Mink is an important economic animal for breeding. Over time, mink farming has become increasingly susceptible to various bacterial infections, which pose a threat to the development of the mink breeding industry as well as to the health of humans and other animals. Currently, research on bacterial diseases in minks is still incomplete. Therefore, the isolation and identification of mink-derived pathogens are of great significance for the diagnosis and prevention of bacterial diseases in minks. In this study, the strain Bacillus paranthracis Qf-1 was isolated, purified, and identified from an individual mink. Through culturomics, 16S rRNA gene sequencing, whole-genome sequencing, and comparative genomic analysis, we investigated the genetic characteristics and functions to explore its potential pathogenicity. These research findings contribute to the establishment of a stable experimental model between pathogens and mink hosts, laying the foundation for further elucidating their pathogenicity and pathogenic mechanisms. This is of great significance for the diagnosis and prevention of bacterial diseases in mink in the future.

Supplementary Materials

The following supporting information can be downloaded at: https://www.mdpi.com/article/10.3390/microorganisms13092106/s1. Table S1: The analysis of CRISPR of BpQf-1. Table S2: The analysis of vfdb of BpQf-1. Table S3: The analysis of card of BpQf-1. Table S4: The analysis of T3SS of BpQf-1. Table S5: The analysis of unique gene of BpQf-1. Figure S1: COG enrichment analysis of core genes of BpQf-1.

Author Contributions

Conceptualization, H.Z. and X.W. (Xiaoyang Wu); methodology, Y.C.; software, X.W. (Xibao Wang); validation, Y.C., and Y.S.; investigation, H.C.; resources, Y.C.; data curation, Y.S.; writing—original draft preparation, H.C.; writing—review and editing, Y.C. and Q.W.; visualization, X.W. (Xiaoyang Wu); supervision, H.Z.; project administration, H.Z. and W.S.; funding acquisition, H.Z. All authors have read and agreed to the published version of the manuscript.

Funding

This work was funded by the National Natural Science Foundation of China (32470448, 32270444, 32370443, and 32170530) and the Youth Innovation Team in Colleges and Universities of Shandong Province (2022KJ177).

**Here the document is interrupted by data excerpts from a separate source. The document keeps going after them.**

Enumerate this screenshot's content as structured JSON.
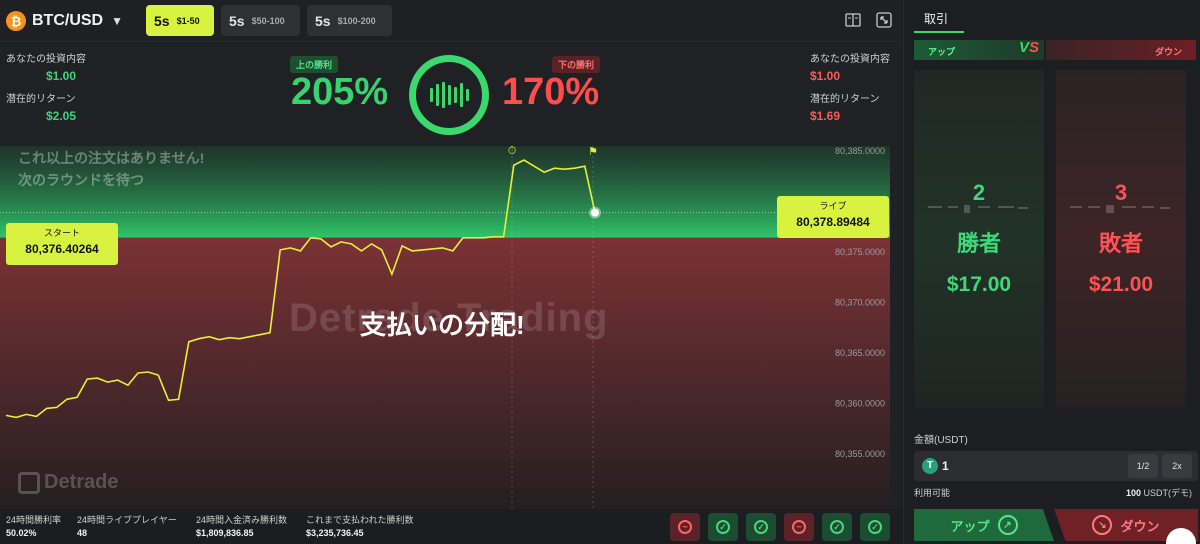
{
  "header": {
    "pair": "BTC/USD",
    "btc_icon": "₿",
    "timeframes": [
      {
        "sec": "5s",
        "range": "$1-50"
      },
      {
        "sec": "5s",
        "range": "$50-100"
      },
      {
        "sec": "5s",
        "range": "$100-200"
      }
    ]
  },
  "left_stats": {
    "invest_label": "あなたの投資内容",
    "invest_value": "$1.00",
    "return_label": "潜在的リターン",
    "return_value": "$2.05"
  },
  "right_stats": {
    "invest_label": "あなたの投資内容",
    "invest_value": "$1.00",
    "return_label": "潜在的リターン",
    "return_value": "$1.69"
  },
  "odds": {
    "up_label": "上の勝利",
    "up_pct": "205%",
    "down_label": "下の勝利",
    "down_pct": "170%"
  },
  "chart": {
    "no_more_line1": "これ以上の注文はありません!",
    "no_more_line2": "次のラウンドを待つ",
    "watermark": "Detrade Trading",
    "payout_message": "支払いの分配!",
    "logo": "Detrade",
    "start_label": "スタート",
    "start_value": "80,376.40264",
    "live_label": "ライブ",
    "live_value": "80,378.89484",
    "y_ticks": [
      "80,385.0000",
      "80,380.0000",
      "80,375.0000",
      "80,370.0000",
      "80,365.0000",
      "80,360.0000",
      "80,355.0000"
    ]
  },
  "chart_data": {
    "type": "line",
    "ylim": [
      80352.5,
      80385.5
    ],
    "y_ticks": [
      80385,
      80380,
      80375,
      80370,
      80365,
      80360,
      80355
    ],
    "start_price": 80376.40264,
    "live_price": 80378.89484,
    "series": [
      {
        "values": [
          80358.8,
          80358.6,
          80358.9,
          80358.7,
          80359.5,
          80359.6,
          80360.4,
          80360.6,
          80362.4,
          80362.5,
          80362.1,
          80362.3,
          80361.8,
          80363.0,
          80363.1,
          80362.8,
          80360.3,
          80360.4,
          80366.1,
          80366.4,
          80366.6,
          80366.3,
          80366.5,
          80366.4,
          80366.6,
          80366.8,
          80367.0,
          80375.2,
          80375.4,
          80375.1,
          80376.4,
          80376.3,
          80375.5,
          80376.0,
          80375.8,
          80375.1,
          80375.8,
          80375.2,
          80372.8,
          80375.6,
          80375.1,
          80375.2,
          80375.3,
          80375.4,
          80375.1,
          80376.4,
          80376.4,
          80376.4,
          80376.5,
          80376.5,
          80383.6,
          80384.1,
          80383.5,
          80382.9,
          80383.3,
          80383.2,
          80383.3,
          80383.5,
          80378.9
        ]
      }
    ]
  },
  "footer": {
    "stats": [
      {
        "label": "24時間勝利率",
        "value": "50.02%"
      },
      {
        "label": "24時間ライブプレイヤー",
        "value": "48"
      },
      {
        "label": "24時間入金済み勝利数",
        "value": "$1,809,836.85"
      },
      {
        "label": "これまで支払われた勝利数",
        "value": "$3,235,736.45"
      }
    ],
    "history": [
      "down",
      "up",
      "up",
      "down",
      "up",
      "up"
    ]
  },
  "panel": {
    "tab": "取引",
    "vs_up": "アップ",
    "vs_down": "ダウン",
    "vs_v": "V",
    "vs_s": "S",
    "winners_count": "2",
    "winners_label": "勝者",
    "winners_amount": "$17.00",
    "losers_count": "3",
    "losers_label": "敗者",
    "losers_amount": "$21.00",
    "amount_label": "金額(USDT)",
    "amount_value": "1",
    "half_label": "1/2",
    "double_label": "2x",
    "available_label": "利用可能",
    "available_amount": "100",
    "available_unit": "USDT(デモ)",
    "up_button": "アップ",
    "down_button": "ダウン"
  },
  "colors": {
    "accent": "#d7f33f",
    "up": "#3ad86d",
    "down": "#ff4d4d"
  }
}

Institutional Review Board Statement

The animal study protocol was approved by the Ethics Committee of Biomedical Ethics Committee of Qufu Normal University (protocol code 2025095 and 18 June 2025 of approval).

Informed Consent Statement

Not applicable.

Data Availability Statement

The original data presented in the study are openly available in a publicly accessible repository. The raw sequence data reported in this paper were deposited in the Genome Sequence Archive (Genomics, Proteomics and Bioinformatics 2021) in the National Genomics Data Center (Nucleic Acids Res 2022), China National Center for Bioinformation/Beijing Institute of Genomics, Chinese Academy of Sciences, which are publicly accessible at https://ngdc.cncb.ac.cn/gsa, access on 29 June 2025. CRA028417 (short-read) and CRA028862 (long-read) are the accession numbers of the genome data of B.paranthracis Qf-1; meanwhile, CRA028421 is the accession number of the 16S rRNA gene sequence.

Conflicts of Interest

The authors declare no conflicts of interest.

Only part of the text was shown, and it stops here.